MARYSVILLE — School district leaders might soon need to drop Marysville Pilchuck High School’s nickname, the Tomahawks, if the Tulalip Tribes decide it is an “inappropriate use” of tribal heritage.
A bill moving through the Legislature would prohibit public schools from using Native American names, symbols or images unless local tribes approve. Those mascots would be phased out after Jan. 1, 2022.
The bill passed 92-5 in a House vote last week and is now headed to the Senate for deliberation. Its purpose is to reclaim the regalia and other cultural items important to Native heritage that have been appropriated as mascots and team names.
For Marysville Pilchuck, this isn’t the first time the Tomahawks nickname has been up for debate. In the past, fans at Marysville Pilchuck sporting events have donned face paint and headdresses while performing a gesture known as the “Tomahawk Chop.”
Such displays of school pride have since been banned.
State Rep. Emily Wicks, D-Everett, a Marysville Pilchuck graduate who was a cheerleader, said she remembers the Tomahawk Chop being performed at events before it was banned in 2004.
“That was a hard learning period for all of us,” Wicks said, “but it was important for us to move forward and to begin to think about our actions, the words we used, the names, our mascots, and really do something that honors and respects our sovereign tribes and the indigenous communities on the land that we occupy.”
Wicks supports House Bill 1356 because she believes it is an important move toward a more inclusive learning environment.
Marysville Pilchuck is Snohomish County’s only high school that uses both a Native American symbol and nickname.
Totem Middle School, also part of the Marysville School District, has a Thunderbird mascot. The campus is home to a totem pole created by Kelly Moses, a Tulalip carver who attended the school in the 1970s. The pole was installed in 2006 when the school changed its name from Marysville Junior High School to Totem.
At Marysville Pilchuck, tomahawk and arrowhead symbols can be found on school signs, football helmets and more.
The bill affords an exception to schools such as Marysville Pilchuck, where enrollment boundaries include tribal reservation or trust lands, if the schools in question consult with local tribes to get permission to use Native American imagery. So the future of the Tomahawks mascot would be in the hands of the Tulalip Tribes if the legislation is signed into law.
Asked if the local tribes would prefer to have the mascot changed, Tulalip Tribes Chairwoman Teri Gobin declined to comment.

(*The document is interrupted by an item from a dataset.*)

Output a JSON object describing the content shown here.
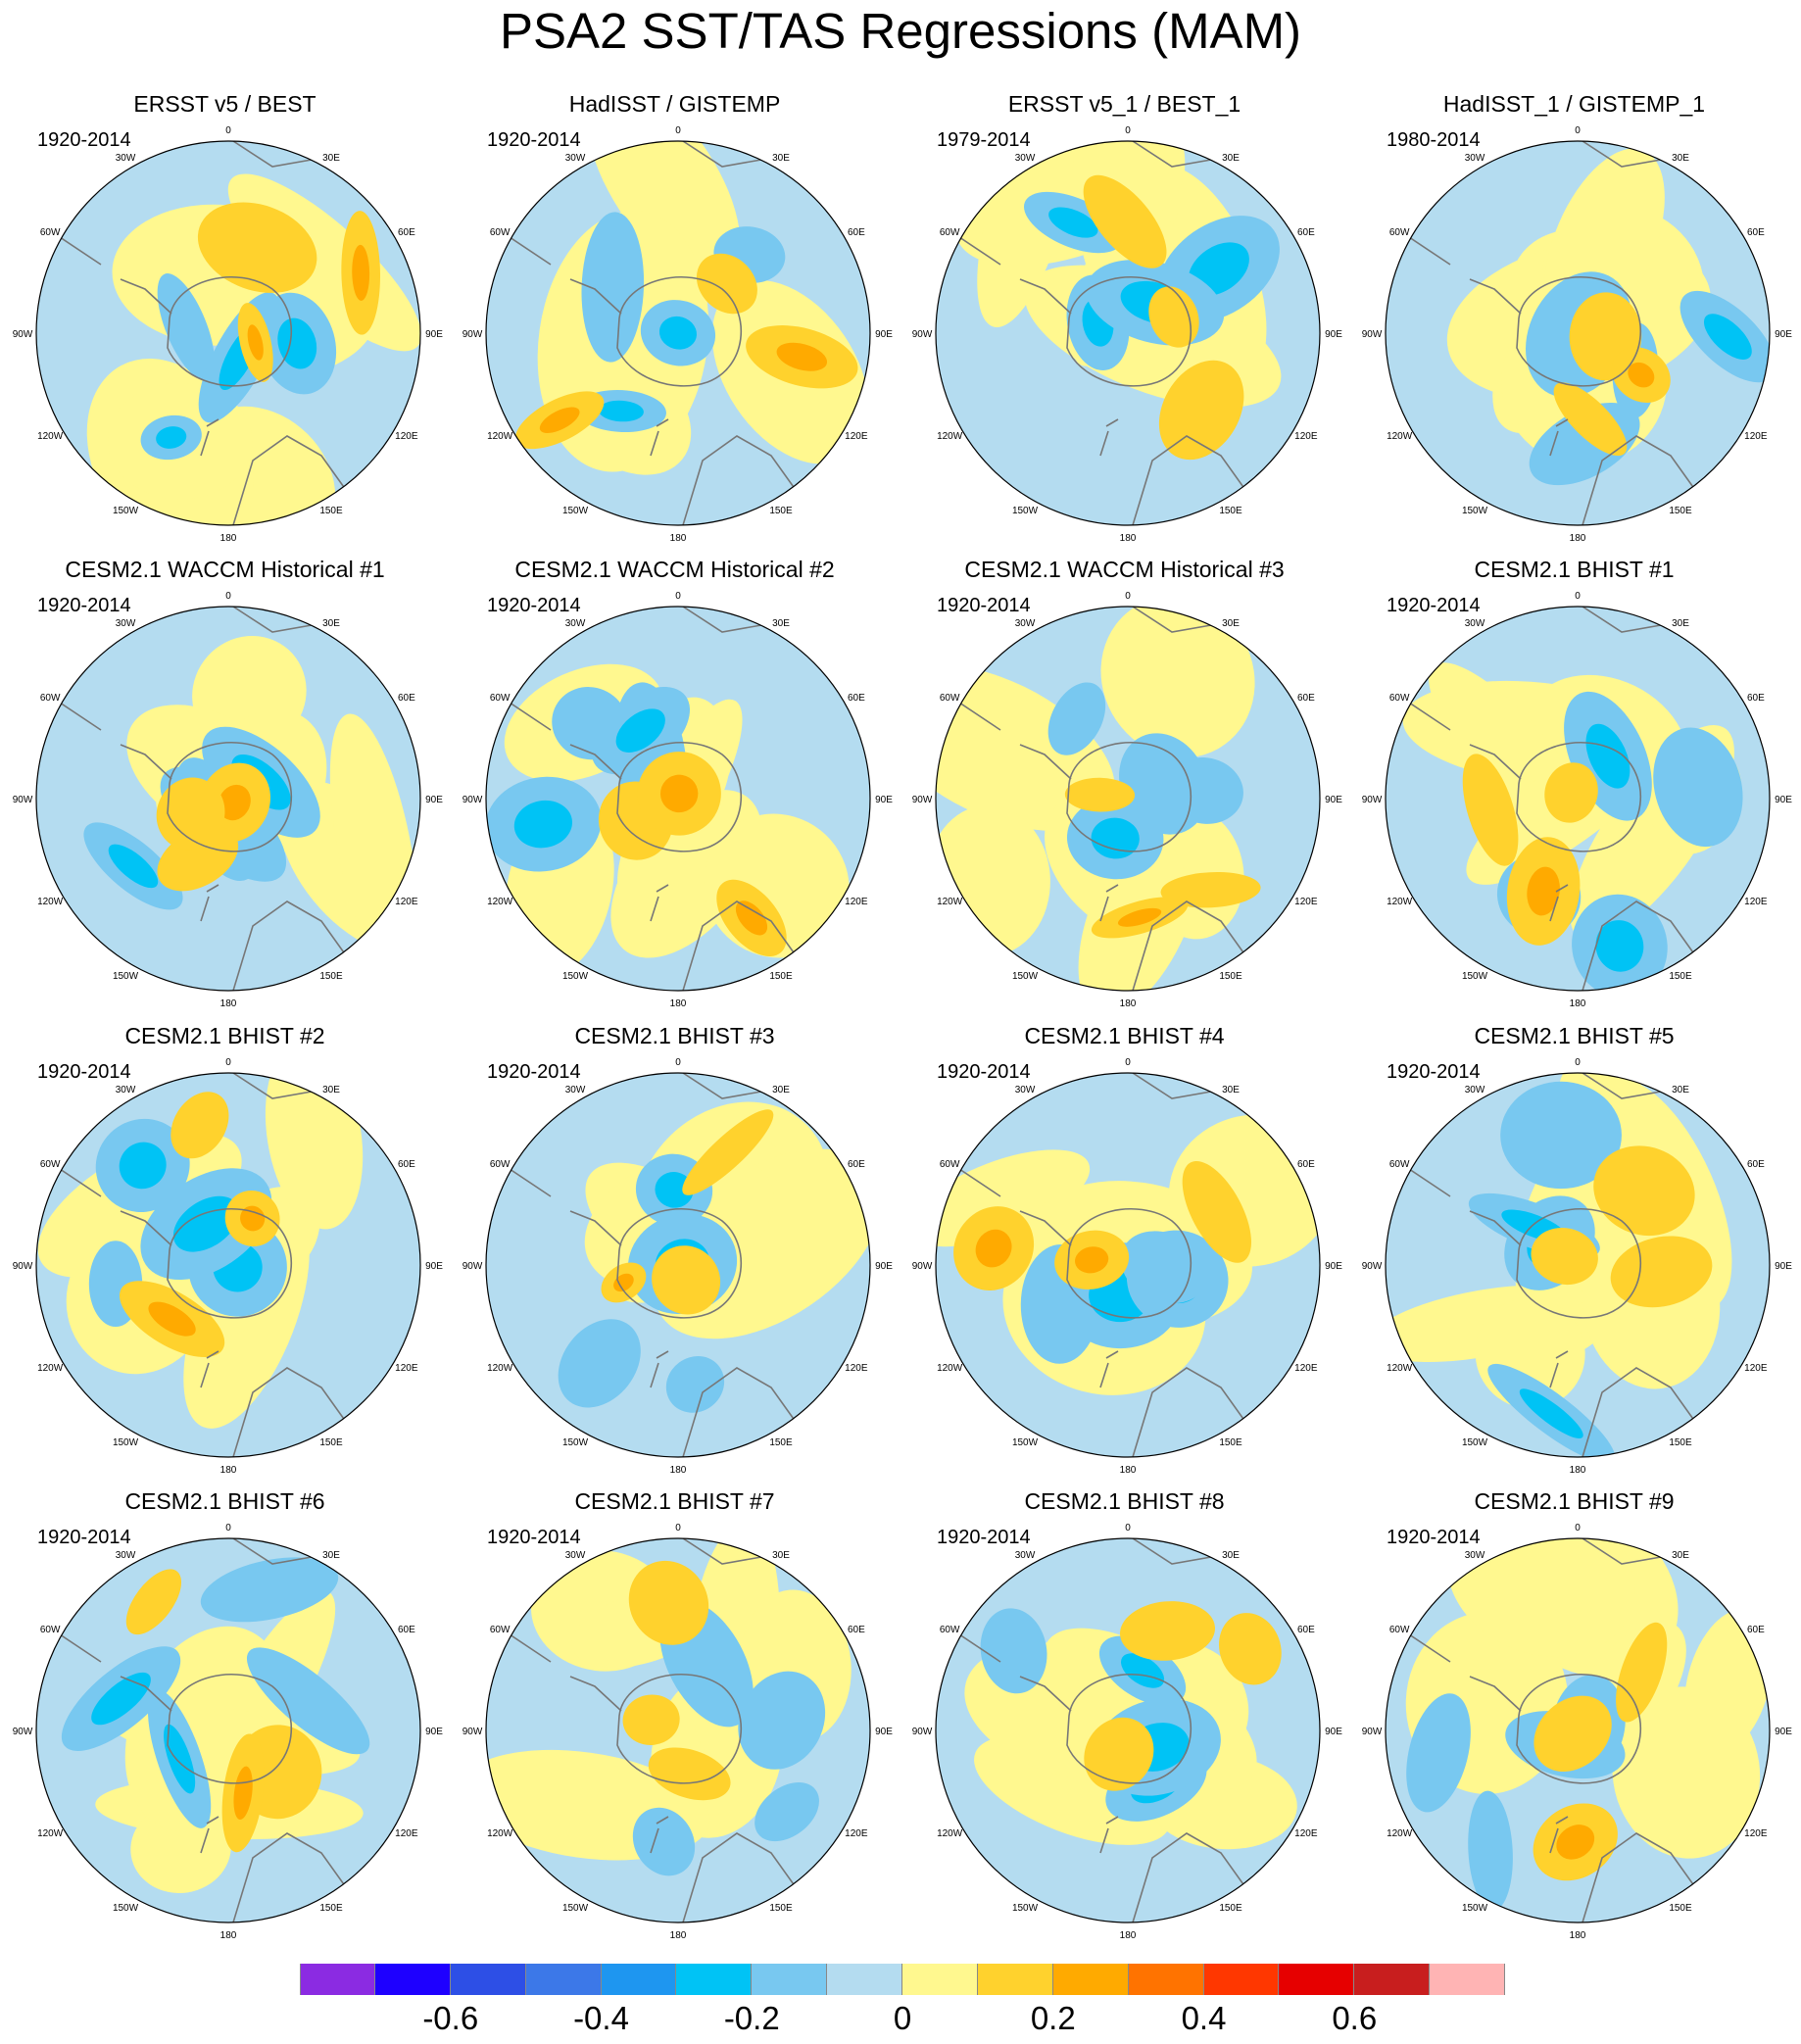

However, Gobin did express the tribes’ support for the bill in a written statement to The Daily Herald.
“HB 1356 creates meaningful dialogue between tribes and districts and gives tribes the authority to decide whether the use of a Native themed mascot, or tribal imagery, is positive or negative for that tribe,” reads the statement. “Studies have shown that representation matters. When our people are misrepresented, it shapes the way we see ourselves and the way our non-native neighbors see us. Tribal nations aren’t stereotypes, we are living, breathing cultures. Tulalip is proud to support this bill and we support all legislation that creates meaningful consultation on issues that impact us.”
Jodi Runyon, a Marysville School District spokesperson, said the district will continue to have conversations with the Tulalip Tribes regarding HB 1356 and any other issues that affect Native American children and families.
At least one other local school has grappled with whether a Native American mascot is appropriate in recent years.
In 1997, Meadowdale High School in Lynnwood dropped the “Chiefs” nickname that represented the student body for 34 years. After months of debate, the school rebranded as the Mavericks in 1998.
That change came after the Washington State Board of Education adopted a 1993 resolution calling on school districts to discontinue the use of certain mascots that could be considered insensitive to Native Americans.
The state board reaffirmed its stance in a 2012 resolution, citing an American Psychological Association position linking the use of Native American mascots to negative student mental health and self-esteem.
In 2012, Marysville Pilchuck and the Tulalip Tribes discussed doing away with the Tomahawks name in response to that resolution, but decided against making the change.
If HB 1356 passes, it will be the first time the state has adopted a legal position on the issue of Native American mascots in public schools.
The bill’s main sponsor is Rep. Debra Lekanoff, D-Bow, who has been joined by co-sponsors including Reps. April Berg, D-Mill Creek; John Lovick, D-Mill Creek; and Lauren Davis, D-Shoreline.
“Often, the use of Native American names, symbols, or images is premised on the promotion of unity or school spirit,” Lekanoff wrote in a memo about the bill. “However, this use fails to respect the cultural heritage of Native Americans and is contrary to the goal of making schools safe and respectful learning environments.”
Lekanoff, who is the House’s only current Native American lawmaker, is an Alaskan Native of Tlingit and Aleut heritage.